Electric auto pioneer Tesla is aiming to launch a rival “Cybercab” service by 2026, although its CEO Elon Musk said he hopes the company can get the required regulatory clearances to operate in Texas and California by next year.

Tesla’s projected timeline for competing against Waymo has been met with skepticism because Musk has made unfulfilled promises about the company’s self-driving car technology for nearly a decade.

Meanwhile, Waymo’s robotaxis have driven more than 20 million fully autonomous miles and provided more than 2 million rides to passengers without encountering a serious accident that resulted in its operations being sidelined.

That safety record is a stark contrast to one of its early rivals, Cruise, a robotaxi service owned by General Motors. Cruise’s California license was suspended last year after one of its driverless cars in San Francisco dragged a jaywalking pedestrian who had been struck by a different car driven by a human.

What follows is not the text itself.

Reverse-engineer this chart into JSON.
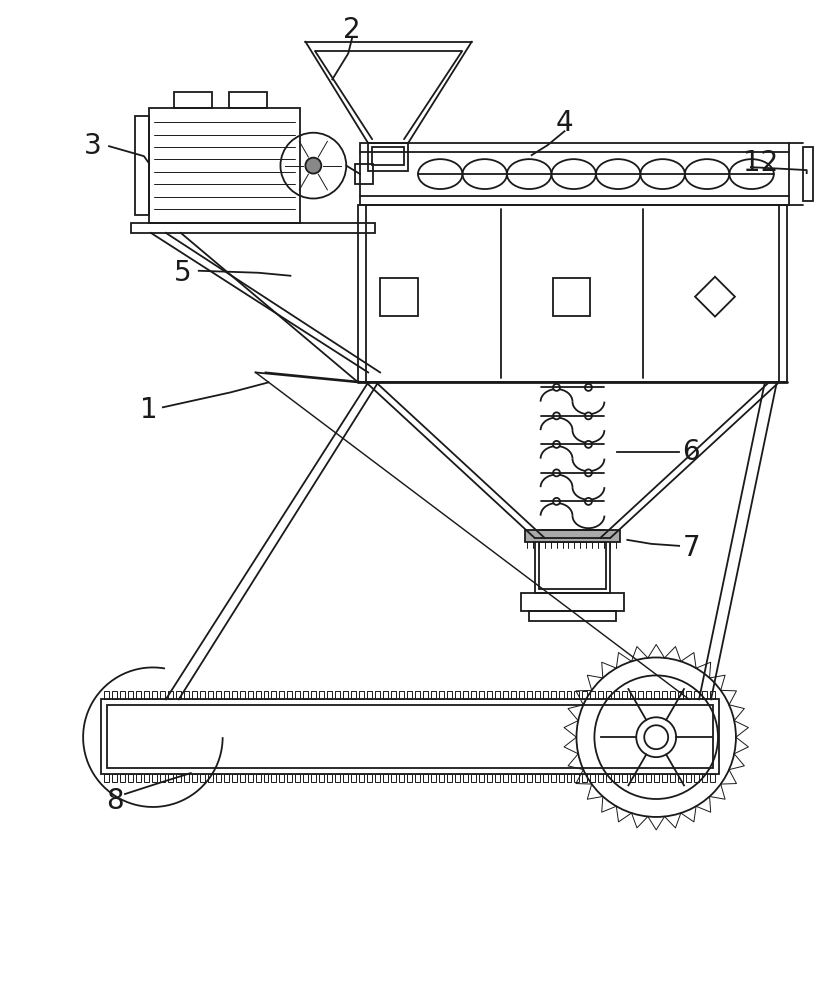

Cruise is now trying to rebound by joining forces with Uber to make some of its services available next year in U.S. cities that still haven’t been announced. But Waymo also has forged a similar alliance with Uber to dispatch its robotaxi in Atlanta and Austin, Texas next year.

Another robotaxi service, Amazon’s Zoox, is hoping to begin offering driverless rides to the general public in Las Vegas at some point next year before also launching in San Francisco.